Second, plaintiff’s counsel argued that the court’s order dividing up the cases actually put all the blood clot cases, like Dzik’s, in the likely to settle category and only the “other injury” cases in the non-settling category. But the court found there is no possible way to read the order this way. “[Plaintiff’s counsel’s] insistence at argument that ‘all the lawyers’ in his office have now read the case management order but still cannot understand how Dzik’s case ‘became’ subject to the [non-settling category] is preposterous – the order is crystal clear.” Id. at *10.
Finally, the attorney primarily responsible for the case argued that he didn’t respond to the motion to dismiss because he “missed it” while traveling for his 50th wedding anniversary and therefore failure to respond should be considered “excusable neglect.” We’ve all missed a deadline. Nobody is perfect. But even if the court was willing to provide a little leeway on missing the response deadline, plaintiff’s counsel didn’t offer any reason for never responding to the defendant’s original discovery requests, for never asking for settling case status, for not objecting to non-settling case status, or for not providing the court-ordered discovery. We’d consider it an extreme coincidence if each of those deadlines fell during plaintiff’s counsel’s vacations. Even if they did, plaintiff’s counsel offered no explanation for why the other attorney in the office assigned to the case, who the court presumed wasn’t on the anniversary trip with his colleague and colleague’s wife, or anyone else at all in that office was not watching the case while counsel was away. Id. at *12. You can’t realistically argue “excusable neglect” when the neglect spans almost two years.

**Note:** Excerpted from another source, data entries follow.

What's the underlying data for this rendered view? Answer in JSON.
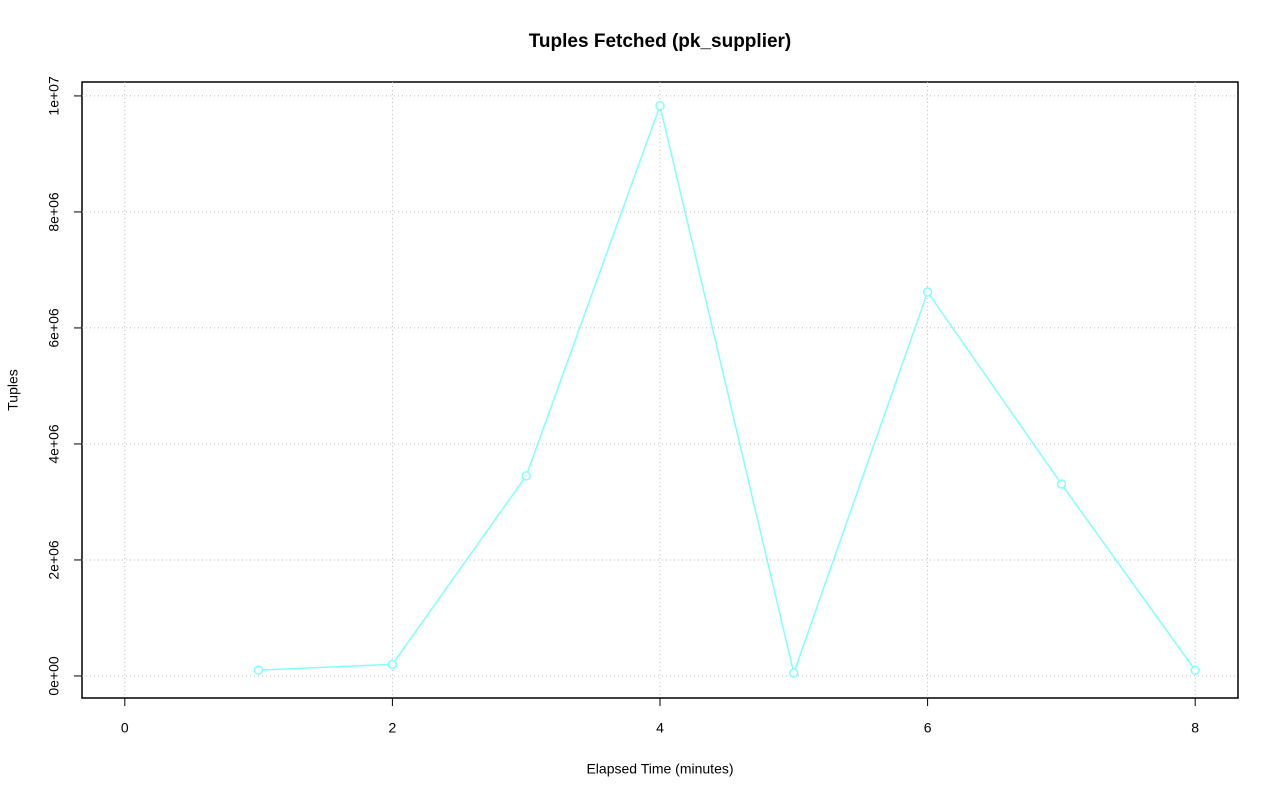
{
  "chart_data": {
    "type": "line",
    "title": "Tuples Fetched (pk_supplier)",
    "x_label": "Elapsed Time (minutes)",
    "y_label": "Tuples",
    "x": [
      1,
      2,
      3,
      4,
      5,
      6,
      7,
      8
    ],
    "series": [
      {
        "color": "#80ffff",
        "values": [
          100000,
          200000,
          3450000,
          9830000,
          50000,
          6620000,
          3310000,
          100000
        ]
      }
    ],
    "xlim": [
      -0.32,
      8.32
    ],
    "xticks": [
      0,
      2,
      4,
      6,
      8
    ],
    "ylim": [
      -380000,
      10240000
    ],
    "yticks": [
      {
        "value": 0,
        "label": "0e+00"
      },
      {
        "value": 2000000,
        "label": "2e+06"
      },
      {
        "value": 4000000,
        "label": "4e+06"
      },
      {
        "value": 6000000,
        "label": "6e+06"
      },
      {
        "value": 8000000,
        "label": "8e+06"
      },
      {
        "value": 10000000,
        "label": "1e+07"
      }
    ],
    "grid": true
  }
}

Not surprising to us, the Seventh Circuit upheld the dismissal, finding the district court did not abuse its discretion. Id. at *12-13.

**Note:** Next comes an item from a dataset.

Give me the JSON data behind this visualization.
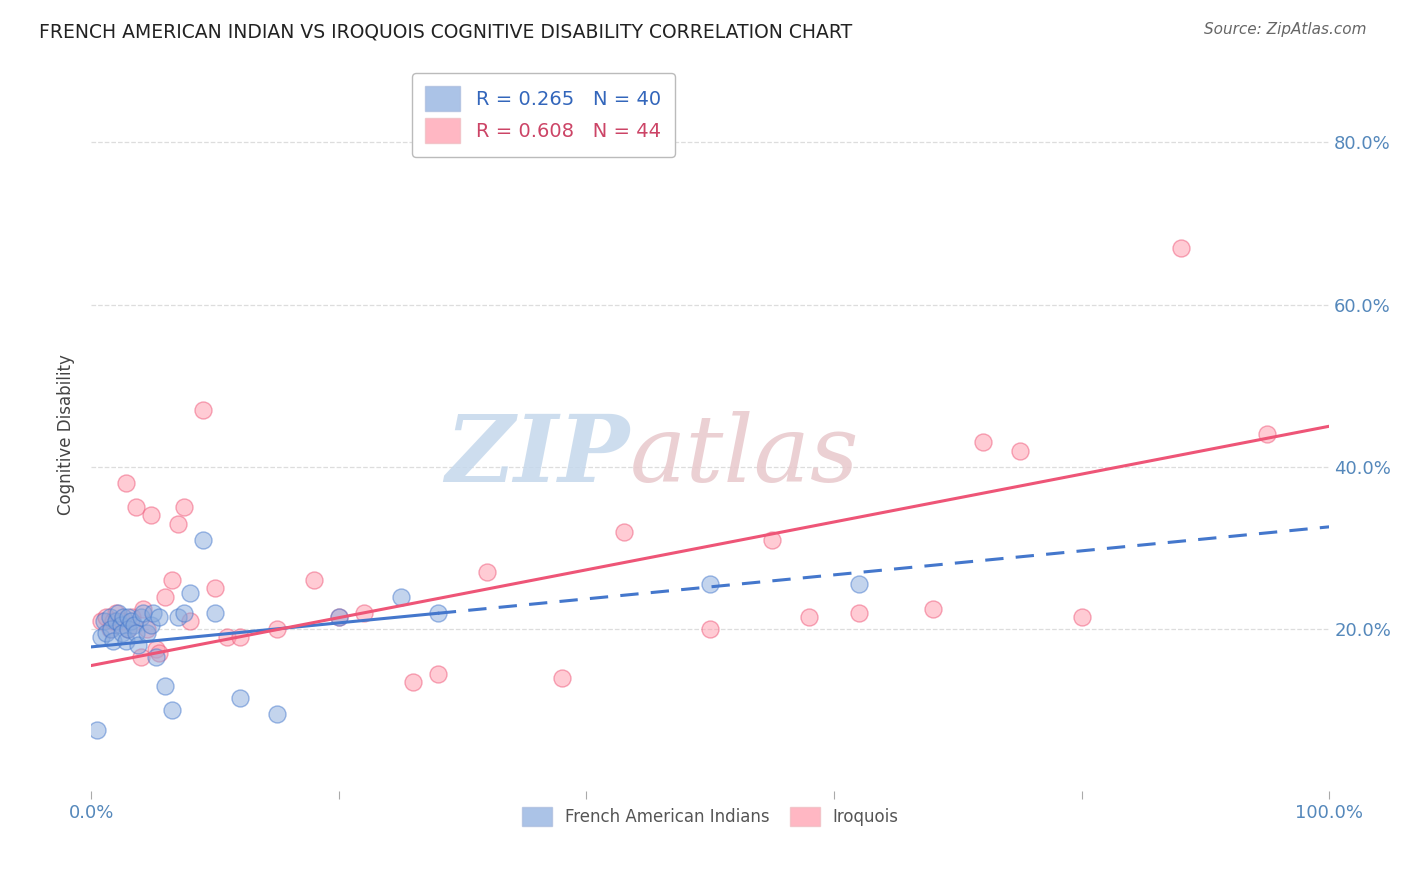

And that brings us back to the point we made at the outset. Plaintiff’s counsel, with the exception of lead counsel, in these mass tort MDLs, file lawsuits and then do “mostly nothing,” except sit around and wait for a settlement to appear. Plaintiff’s counsel in this case admitted as much during argument:
Dzik’s lawyers . . .explain that the job of a plaintiff’s lawyer “consists of mostly nothing, sprinkled in with the occasional update to the client.” Less should be expected of them, they infer, in contrast with Bayer’s lawyers, who have “lived and breathed these cases.”
Id. at *11. Plaintiff’s counsel who are on the front lines and who are strong advocates for their clients should take great offense to that statement. Moreover, it begs the question why should less be expected of plaintiff’s counsel? Why aren’t they “living and breathing” their client’s cases. Are their relationships with their clients less important than our relationships with ours? Shouldn’t their clients expect more than an occasional update? We are defense counsel and we are offended by that statement. Why should defendants be forced to litigate thousands and thousands of cases if this is the level of advocacy being put forth on the other side? We won’t say it’s not fair, life’s not fair. But where the majority of the cases in an mass tort MDL fly completely under the radar until they appear on a settlement list, we are happy to see an example, albeit an extreme one, where plaintiff’s counsel tried to hide and when that didn’t work, they weren’t allowed to run away from their mistakes.